L'autre raison reste bien évidemment les rares débouchés commerciaux. Le film tourné en HD n'a pu être projeté que lors de deux uniques séances au cinéma Century the Movie Plaza le 4 août 2006 avant d'être indépendamment proposé à la vente par Internet (ici: http://www.silom-soi2.com/showtime.html). D'après les propres aveux du réalisateur, le piratage a même réduit des singulières chances de toucher un public de niche.
"Silom Soi 2" n'est pas une séquelle, mais le nom d'un point précis du quartier réservé aux sorties nocturnes – et plus particulièrement des homosexuels.
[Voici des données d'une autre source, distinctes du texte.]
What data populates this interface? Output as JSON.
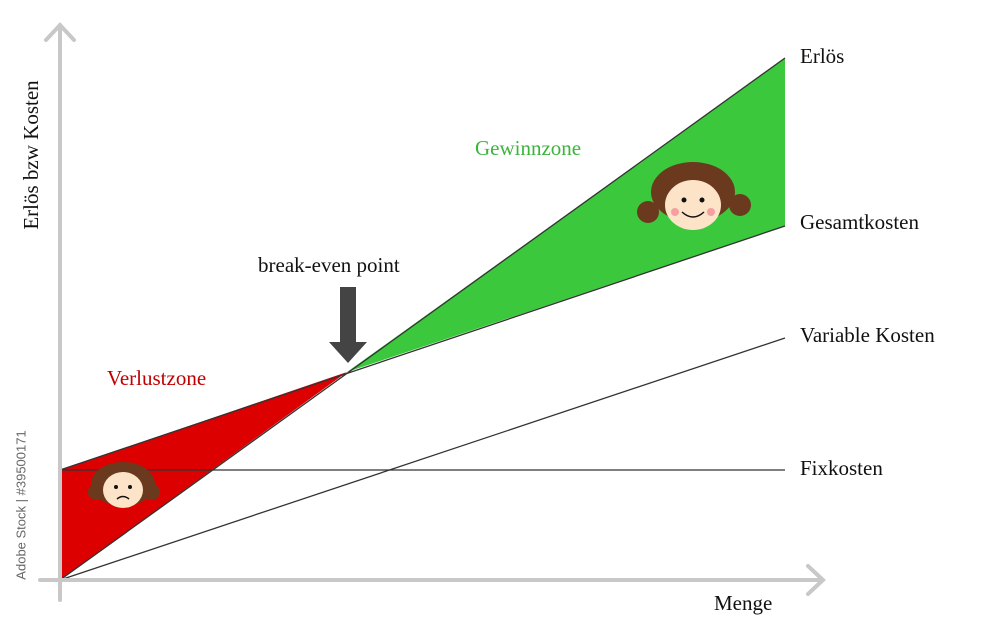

L'histoire est inspirée de la propre expérience du réalisateur, qui aura vécu la même douloureuse expérience de vie que ses deux protagonistes principaux. Du coup, l'intrigue peut paraître un peu sommaire, finalement sans grands coups d'éclats, mais évitant également le pathos et sentimentalisme exacerbé des grosses productions habituelles. Le propre vécu se sent à travers bon nombre de moments; ce qui ne fait pas du film un simple exercice tourné en quelques jours de tournage avec des acteurs amateurs dans une pièce mal éclairée. Au contraire: même si le tournage n'aura duré que quatre jours, Rangsitienchai a pris soin d'organiser un important casting, de "coacher" acteurs et équipe technique pour être préparé au mieux au tournage. L'interprétation est parfaitement convaincante et la mise en scène et en images parfaitement soignées. Le réalisateur se permet même quelques belles innovations de style, du genre à inclure un alphabet très, très symbolique, énumérant les différentes étapes de la relation.
Il manque juste un certain recul, le réalisateur ne faisant qu'effleurer certains points pour ne – sans doute – pas rouvrir trop ses propres plaies, passant trop rapidement sur certains épisodes, alors qu'il s'attarde trop sur certains d'autres; mais il ne faut jamais oublier la difficulté d'aborder un tel sujet dans l'actuelle société thaïlandaise (où l'homosexualité est parfaitement tolérée, mais sa représentation beaucoup moins). D'ailleurs, al version exploitée sur DVD est malheureusement celle amputée par le gouvernement de près de 10 minutes, dont la fameuse séquence de nus prônée sur l'affiche et le teaser (et ayant déçu pas mal de gens "du milieu" pour ne vraiment pas montrer grand chose), de séquences de "câlinage", mais également de référence à la religion.
Un film loin d'être parfait, mais absolument nécessaire pour faire évoluer une cinématographie, briser certains tabous et ouvrir un chemin pour d'autres projets et/ou d'autres nouveaux jeunes talents.